Il est vrai que depuis la fin des années 2000, que ce soit avec Sounds of the Universe ou Delta Machine, on restait un peu sur notre faim. Bien sûr, les disques n’étaient pas mauvais, mais ils manquaient de cette petite étincelle qui fait les grands albums comme Violator ou Songs of Faith and Devotion. Ça sentait si pas la facilité, au moins le train-train quotidien.
Avec Spirit, Dave Gahan, Martin L. Gore et Andy Fletcher osent à nouveau tout en conservant les ingrédients qui ont fait leur succès ces 35 dernières années. De quoi renouveler leur fanbase tout en conservant l’ancienne garde.
Car le trio de Basildon a ceci de fascinant : il a traversé les modes sans se perdre, comme s’il était inoxydable. Malgré le temps qui passe, Depeche Mode est l’un des seuls groupes des années 80 – si pas le seul ! – à être resté fidèle à ce qu’il était à ses débuts. Pionnier de la pop synthétique à l’aube des eighties, le groupe a toujours soigneusement évité de se laisser embarquer dans les modes alors que la musique électronique en a connu à profusion depuis, tout en offrant à sa musique de nouveaux horizons. Avec l’arrivée des guitares par exemple, au début des années 90. « Ils ont toujours gardé leur identité, c’est leur force, explique Dan Lacksman, pionnier des synthétiseurs en Belgique, membre de Telex avec Marc Moulin et Michel Moers.
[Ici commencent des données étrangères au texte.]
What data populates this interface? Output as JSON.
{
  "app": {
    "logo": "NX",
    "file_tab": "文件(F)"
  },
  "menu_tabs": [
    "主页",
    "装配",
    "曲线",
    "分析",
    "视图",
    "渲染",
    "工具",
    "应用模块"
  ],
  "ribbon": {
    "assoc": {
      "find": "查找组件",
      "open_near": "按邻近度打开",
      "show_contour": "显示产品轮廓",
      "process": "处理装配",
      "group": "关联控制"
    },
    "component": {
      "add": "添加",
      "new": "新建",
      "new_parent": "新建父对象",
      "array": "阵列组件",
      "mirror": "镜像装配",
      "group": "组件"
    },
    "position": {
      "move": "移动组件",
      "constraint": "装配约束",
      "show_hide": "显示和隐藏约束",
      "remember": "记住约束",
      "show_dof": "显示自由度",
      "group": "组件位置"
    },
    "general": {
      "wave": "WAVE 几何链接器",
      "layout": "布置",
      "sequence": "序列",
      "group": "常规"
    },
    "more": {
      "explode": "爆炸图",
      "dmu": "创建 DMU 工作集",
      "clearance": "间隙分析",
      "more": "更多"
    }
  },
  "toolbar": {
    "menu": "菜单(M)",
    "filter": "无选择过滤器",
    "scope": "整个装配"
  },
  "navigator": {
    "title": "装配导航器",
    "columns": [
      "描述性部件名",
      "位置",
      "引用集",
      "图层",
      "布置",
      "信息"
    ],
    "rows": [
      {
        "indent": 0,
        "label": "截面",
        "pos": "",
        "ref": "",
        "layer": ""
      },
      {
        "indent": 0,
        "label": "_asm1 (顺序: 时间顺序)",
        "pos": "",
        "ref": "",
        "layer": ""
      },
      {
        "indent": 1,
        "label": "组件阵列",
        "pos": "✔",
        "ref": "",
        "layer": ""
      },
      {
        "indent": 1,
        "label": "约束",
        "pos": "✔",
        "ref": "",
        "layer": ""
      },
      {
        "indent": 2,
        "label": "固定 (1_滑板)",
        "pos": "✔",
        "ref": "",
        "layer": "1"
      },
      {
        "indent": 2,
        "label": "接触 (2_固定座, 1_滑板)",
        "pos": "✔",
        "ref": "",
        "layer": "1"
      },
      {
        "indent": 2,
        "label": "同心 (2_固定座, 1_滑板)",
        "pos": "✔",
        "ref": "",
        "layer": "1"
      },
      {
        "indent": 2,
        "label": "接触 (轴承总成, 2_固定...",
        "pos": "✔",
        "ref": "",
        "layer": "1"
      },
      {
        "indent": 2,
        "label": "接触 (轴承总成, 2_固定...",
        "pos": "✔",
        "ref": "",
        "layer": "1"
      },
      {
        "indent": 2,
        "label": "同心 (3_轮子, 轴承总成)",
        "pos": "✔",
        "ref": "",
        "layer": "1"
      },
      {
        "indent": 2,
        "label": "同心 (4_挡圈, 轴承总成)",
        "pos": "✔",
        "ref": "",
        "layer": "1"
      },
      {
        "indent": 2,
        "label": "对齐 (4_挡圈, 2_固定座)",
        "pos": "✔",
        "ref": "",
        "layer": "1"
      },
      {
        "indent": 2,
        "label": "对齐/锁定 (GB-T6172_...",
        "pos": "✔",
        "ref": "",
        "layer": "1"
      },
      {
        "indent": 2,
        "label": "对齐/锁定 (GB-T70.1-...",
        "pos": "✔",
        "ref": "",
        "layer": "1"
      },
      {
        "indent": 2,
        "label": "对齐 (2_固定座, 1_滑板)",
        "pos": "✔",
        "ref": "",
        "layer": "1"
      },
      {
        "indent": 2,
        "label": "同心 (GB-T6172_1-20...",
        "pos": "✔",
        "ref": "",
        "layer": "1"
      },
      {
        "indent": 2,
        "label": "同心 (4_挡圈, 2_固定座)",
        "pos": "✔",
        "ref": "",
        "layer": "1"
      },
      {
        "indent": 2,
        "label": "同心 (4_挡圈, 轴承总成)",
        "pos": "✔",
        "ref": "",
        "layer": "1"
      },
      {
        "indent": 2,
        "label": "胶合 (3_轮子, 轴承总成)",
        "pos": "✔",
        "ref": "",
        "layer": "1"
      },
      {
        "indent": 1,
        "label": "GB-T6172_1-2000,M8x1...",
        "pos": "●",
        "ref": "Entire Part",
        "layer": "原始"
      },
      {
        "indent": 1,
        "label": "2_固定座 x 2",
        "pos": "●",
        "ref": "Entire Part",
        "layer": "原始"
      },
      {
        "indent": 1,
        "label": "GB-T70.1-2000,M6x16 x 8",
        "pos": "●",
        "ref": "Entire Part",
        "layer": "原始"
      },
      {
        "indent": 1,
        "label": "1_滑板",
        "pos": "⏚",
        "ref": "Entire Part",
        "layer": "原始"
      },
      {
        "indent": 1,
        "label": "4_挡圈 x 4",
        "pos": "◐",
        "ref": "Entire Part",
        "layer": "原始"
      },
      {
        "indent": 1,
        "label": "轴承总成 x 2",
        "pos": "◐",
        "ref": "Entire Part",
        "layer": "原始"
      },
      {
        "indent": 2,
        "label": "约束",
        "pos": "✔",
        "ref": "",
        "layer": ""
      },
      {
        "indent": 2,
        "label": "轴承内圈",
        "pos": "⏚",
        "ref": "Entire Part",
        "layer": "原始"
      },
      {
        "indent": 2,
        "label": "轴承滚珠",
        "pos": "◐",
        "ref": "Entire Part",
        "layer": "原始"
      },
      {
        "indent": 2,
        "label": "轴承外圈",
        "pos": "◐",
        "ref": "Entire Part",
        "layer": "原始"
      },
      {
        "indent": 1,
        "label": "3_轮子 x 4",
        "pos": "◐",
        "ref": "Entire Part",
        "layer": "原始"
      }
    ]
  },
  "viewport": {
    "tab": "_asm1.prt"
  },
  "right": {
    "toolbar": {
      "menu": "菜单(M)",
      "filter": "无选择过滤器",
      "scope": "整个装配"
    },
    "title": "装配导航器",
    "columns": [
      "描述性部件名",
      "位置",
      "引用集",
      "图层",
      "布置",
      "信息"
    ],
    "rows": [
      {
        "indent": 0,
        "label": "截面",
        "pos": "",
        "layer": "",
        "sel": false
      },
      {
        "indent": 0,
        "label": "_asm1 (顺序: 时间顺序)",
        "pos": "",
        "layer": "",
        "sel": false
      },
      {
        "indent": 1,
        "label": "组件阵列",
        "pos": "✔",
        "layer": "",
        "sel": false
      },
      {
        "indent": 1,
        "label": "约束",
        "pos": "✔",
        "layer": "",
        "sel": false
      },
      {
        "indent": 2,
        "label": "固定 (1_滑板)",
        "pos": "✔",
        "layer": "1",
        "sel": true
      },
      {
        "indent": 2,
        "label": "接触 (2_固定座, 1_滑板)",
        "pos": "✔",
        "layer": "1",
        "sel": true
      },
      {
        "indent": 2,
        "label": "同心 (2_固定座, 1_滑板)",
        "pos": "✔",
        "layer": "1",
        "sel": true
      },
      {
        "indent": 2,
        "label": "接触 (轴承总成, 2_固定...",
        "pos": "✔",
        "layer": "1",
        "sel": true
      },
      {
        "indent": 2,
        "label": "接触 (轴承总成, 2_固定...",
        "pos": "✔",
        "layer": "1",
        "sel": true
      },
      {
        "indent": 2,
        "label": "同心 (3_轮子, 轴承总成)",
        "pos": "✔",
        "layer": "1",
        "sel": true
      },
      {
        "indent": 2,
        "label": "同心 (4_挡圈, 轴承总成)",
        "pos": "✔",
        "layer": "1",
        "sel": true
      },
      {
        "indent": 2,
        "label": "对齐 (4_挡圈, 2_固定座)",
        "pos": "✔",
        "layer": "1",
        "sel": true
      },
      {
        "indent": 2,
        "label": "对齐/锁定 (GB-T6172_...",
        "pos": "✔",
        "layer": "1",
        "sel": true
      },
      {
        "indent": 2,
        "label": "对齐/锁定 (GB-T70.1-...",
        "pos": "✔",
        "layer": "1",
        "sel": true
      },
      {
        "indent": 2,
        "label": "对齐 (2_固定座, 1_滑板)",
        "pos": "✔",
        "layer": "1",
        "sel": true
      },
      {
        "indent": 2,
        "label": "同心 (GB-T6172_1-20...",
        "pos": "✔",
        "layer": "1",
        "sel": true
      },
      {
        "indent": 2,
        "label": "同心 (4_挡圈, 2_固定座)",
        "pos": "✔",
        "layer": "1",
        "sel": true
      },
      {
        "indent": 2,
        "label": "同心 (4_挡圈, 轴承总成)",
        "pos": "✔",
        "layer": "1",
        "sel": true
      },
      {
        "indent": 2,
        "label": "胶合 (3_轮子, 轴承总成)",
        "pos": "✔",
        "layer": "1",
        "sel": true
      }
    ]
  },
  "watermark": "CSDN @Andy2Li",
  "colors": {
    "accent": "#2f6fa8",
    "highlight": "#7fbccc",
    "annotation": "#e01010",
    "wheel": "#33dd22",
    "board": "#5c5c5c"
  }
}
Ils revenaient régulièrement dans l’actualité sans être présents tout le temps comme U2 et Bono, et toujours un très bon album et une tournée.Ils ont toujours gardé une identité sonore avec les mêmes sons minimalistes. Quand ils sont arrivés, ils étaient précurseurs parce que ce sont eux qui utilisaient des sons électroniques partout, même pour les percussions. Ils sont ensuite devenus à la mode parce d’autres les ont imités. Ce qui est mon cas avec Telex. Un peu plus tard, ils sont passés de mode parce que tout le monde a évolué vers d’autres sonorités. Mais eux ont gardé leur identité sonore et après quelques années, ils sont plus que jamais redevenus à la mode. »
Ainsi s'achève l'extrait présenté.